By Patrick Rucker and Glenn Somerville
WASHINGTON (Reuters) - U.S. Treasury Secretary Henry Paulson agreed on Wednesday that a proposed $700 billion proposal to bail out financial firms must be modified to put some limits on the paychecks of executives whose firms use it.
As a U.S. House of Representatives Financial Services Committee hearing opened, Paulson said he understood the public anger over the huge salaries that Wall Street executives have been paid, but still appealed for quick support for the package.
"This is a serious problem and I agree. We must find a way to address this in the legislation but without undermining the effectiveness of this program," he said.
Paulson's comments marked a significant retreat from his past position that imposing pay limits might make firms avoid using it and stall an effort to rid the financial system of bad mortgage-related assets.
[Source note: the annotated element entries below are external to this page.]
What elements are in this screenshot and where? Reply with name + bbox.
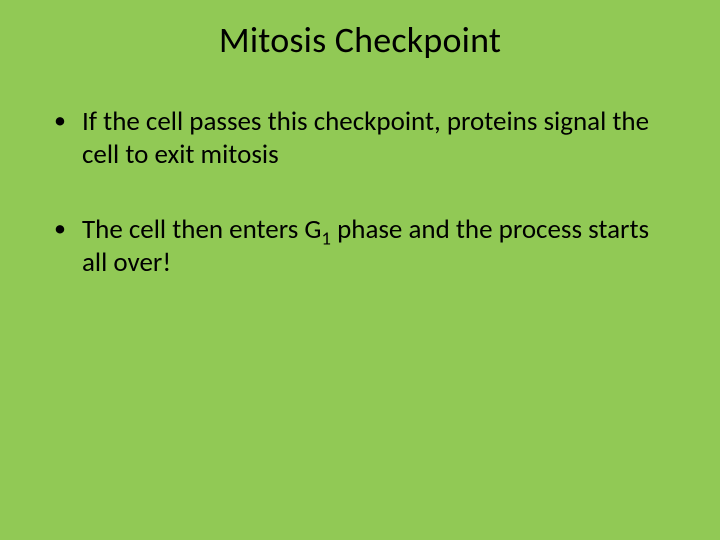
slide: Mitosis Checkpoint If the cell passes th… [0,0,720,540]
list-item: If the cell passes this checkpoint, prot… [54,106,674,172]
slide-title: Mitosis Checkpoint [46,18,674,62]
bullet-list: If the cell passes this checkpoint, prot… [46,106,674,280]
list-item: The cell then enters G1 phase and the pr… [54,214,674,280]
bullet-text: If the cell passes this checkpoint, prot… [82,105,649,171]
bullet-text-before: The cell then enters G [82,213,321,246]
subscript: 1 [321,227,331,250]
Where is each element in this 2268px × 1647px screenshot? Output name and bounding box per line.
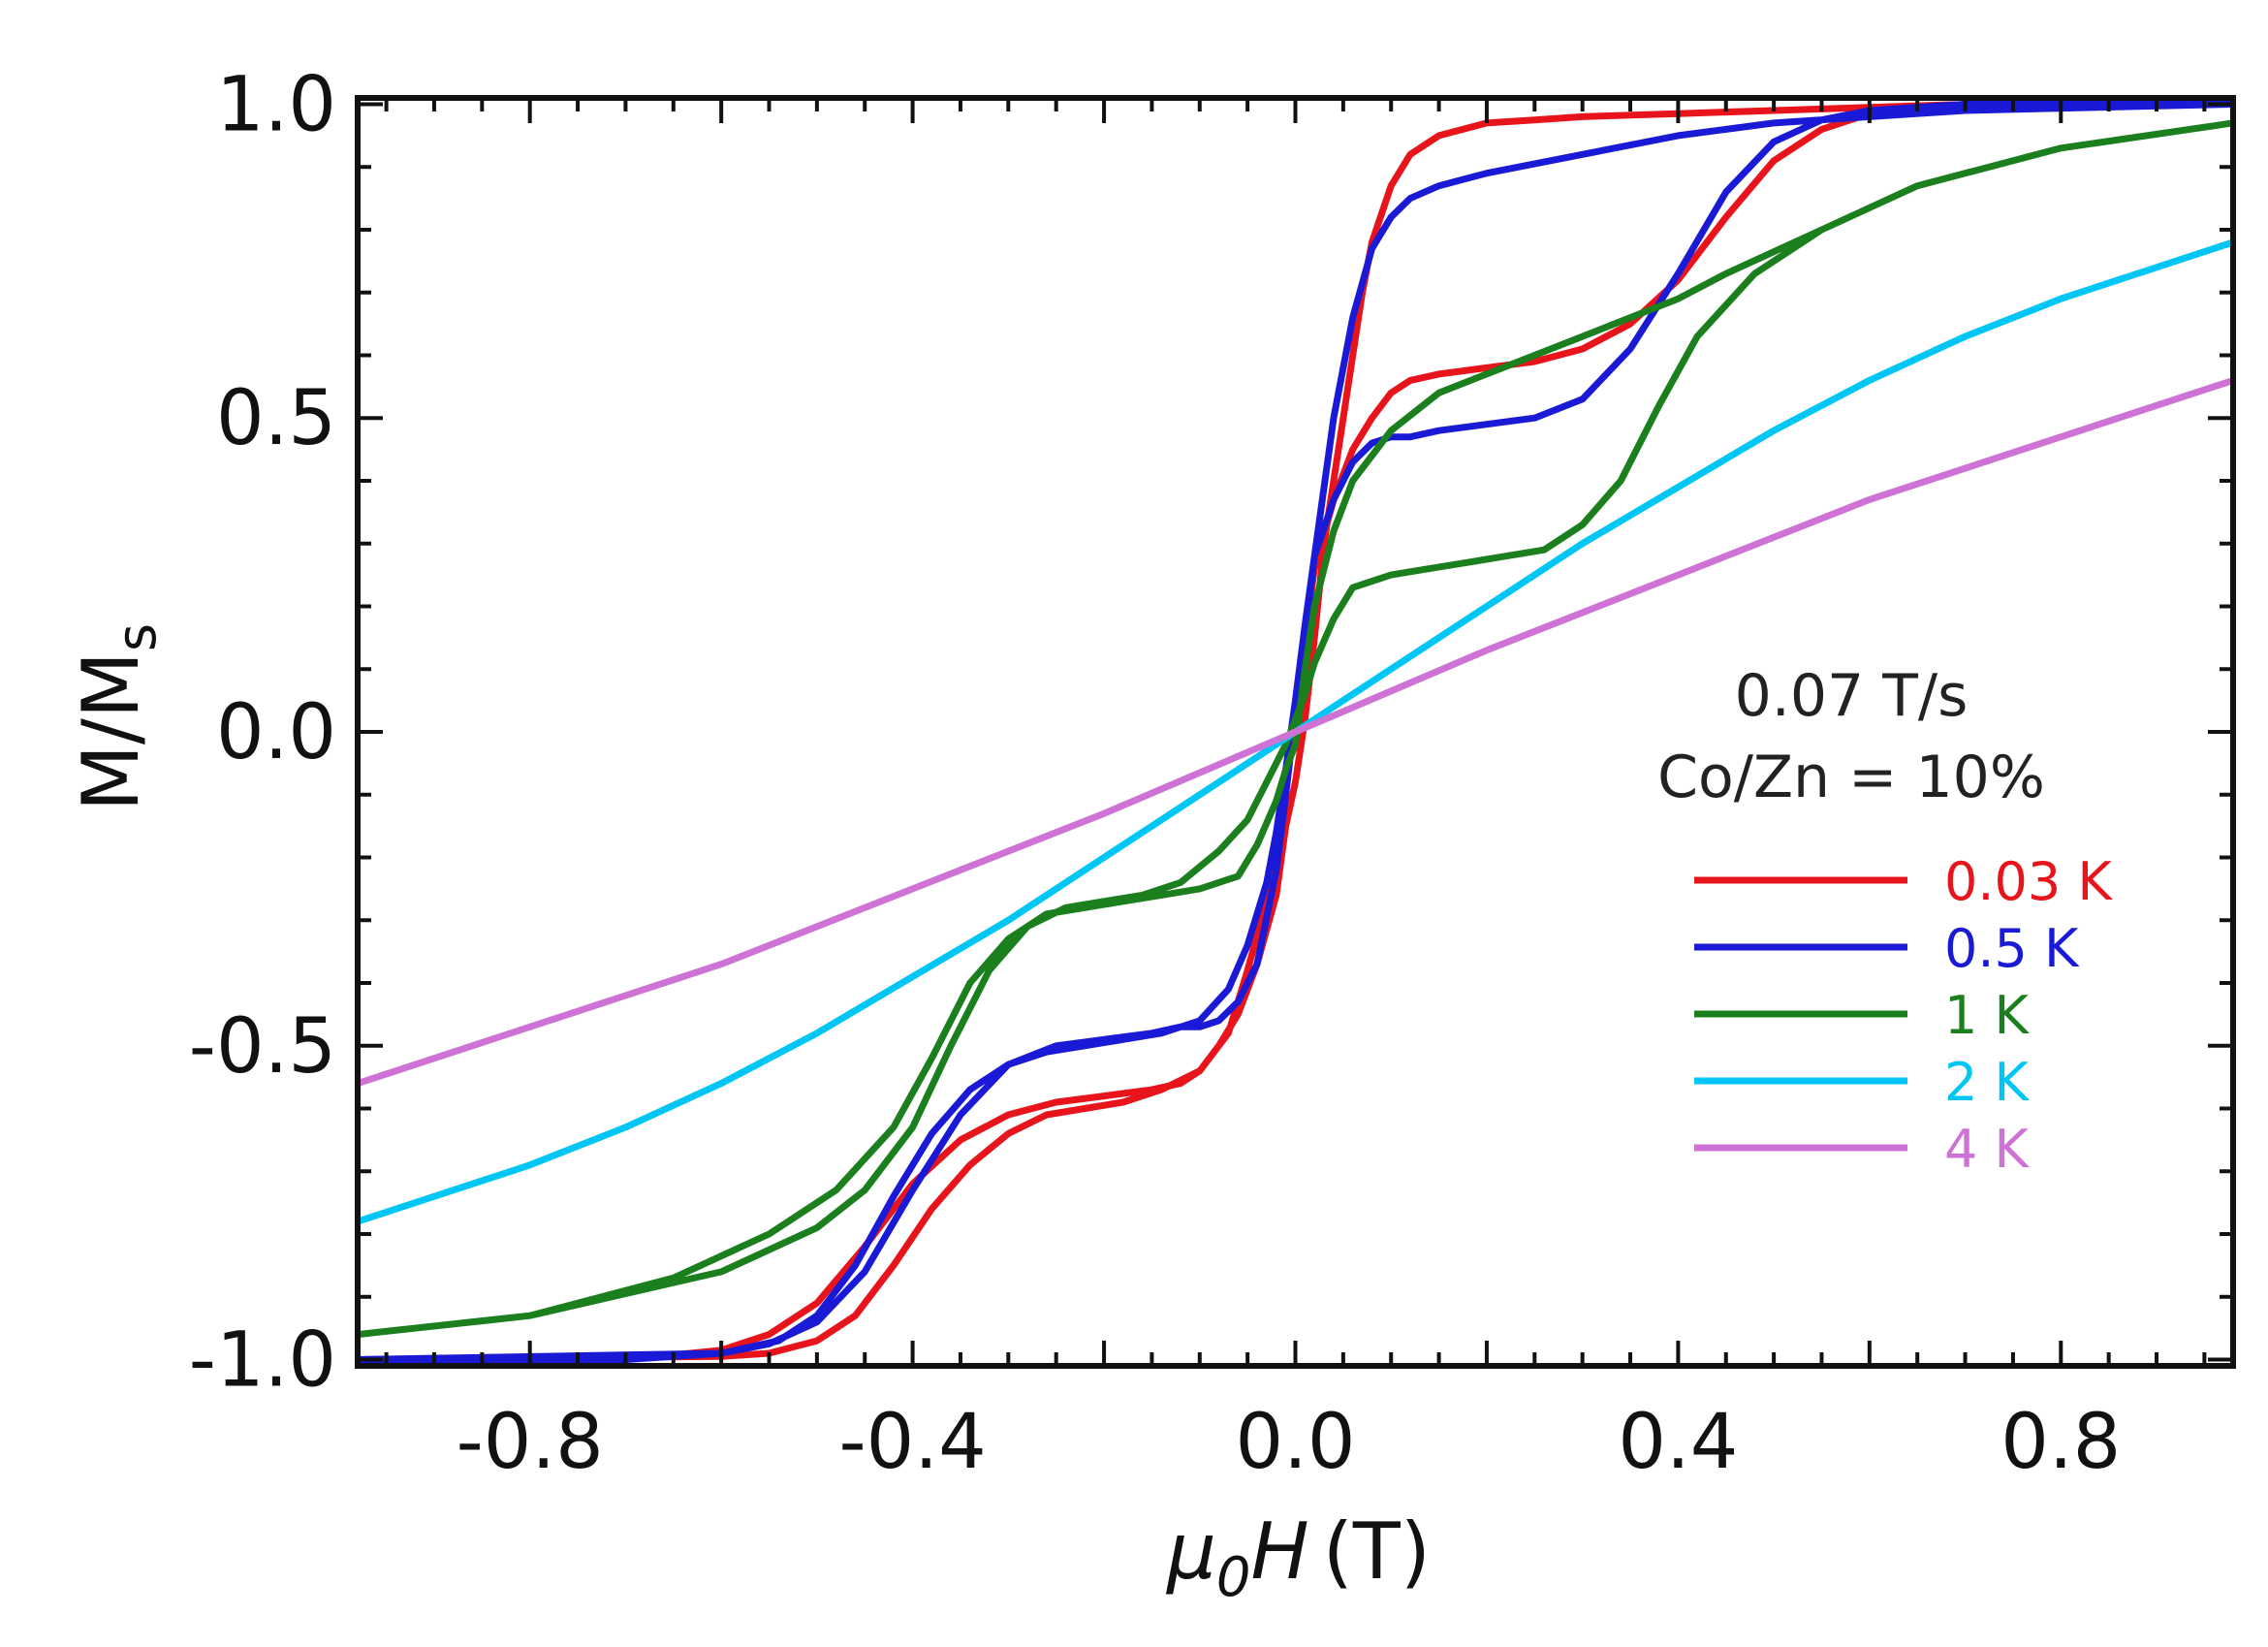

President George W. Bush was scheduled to make a televised address at 9 p.m. EDT, further appealing to ordinary Americans to support the bailout as a necessary measure to help the broader economy rather than a financial bootstrap for reckless Wall Street executives.
While Paulson gave ground on the issue of executive pay, he offered no indication that he was willing to yield to congressional calls that the government receive an equity stake in firms that benefit from the bailout program.
Many lawmakers have argued that forcing companies to yield some equity in return for the right to offload bad assets onto the government would protect taxpayers by increasing the chances for a profit, or at least a reduced loss, when the assets were eventually resold.
"I understand the view that I have heard from many of you on both sides of the aisle, urging that the taxpayer should share in the benefits of this plan to our financial system," Paulson said. "Let me make clear -- this entire proposal is about benefiting the American people, because today's fragile financial system puts their economic well-being at risk."
Paulson and Federal Reserve Chairman Ben Bernanke have both argued that companies may shy away from participating in the program if shareholder value was diluted, undercutting the plan's effectiveness.
OPTION ON TABLE FOR MONTHS
In his testimony on Wednesday, Paulson revealed that the Treasury had been considering a bailout plan, among other options for settling markets, for months now.
"We have proposed a program to remove troubled assets from the system -- a program we analyzed internally for months, and had hoped would never be necessary," he said. "Under our proposal, we would use market mechanisms available to small banks, credit unions and thrifts across the country."
As he has said repeatedly since proposing the creation a fund to soak up bad assets from financial firms, Paulson insisted the final price tag would be much lower than the $700 billion he would be authorized to spend.
"It is an asset-purchase program and the assets which are bought and held will ultimately be resold with the proceeds coming back to the government," he said.
As he had a day earlier in testimony to the Senate Banking Committee, Paulson said he was willing to accept oversight as part of the bailout program.
"I'm not looking for extraordinary powers," he said. "We need and want oversight, transparency, protection and we've got to do it in a way in which we can be effective and get this program working."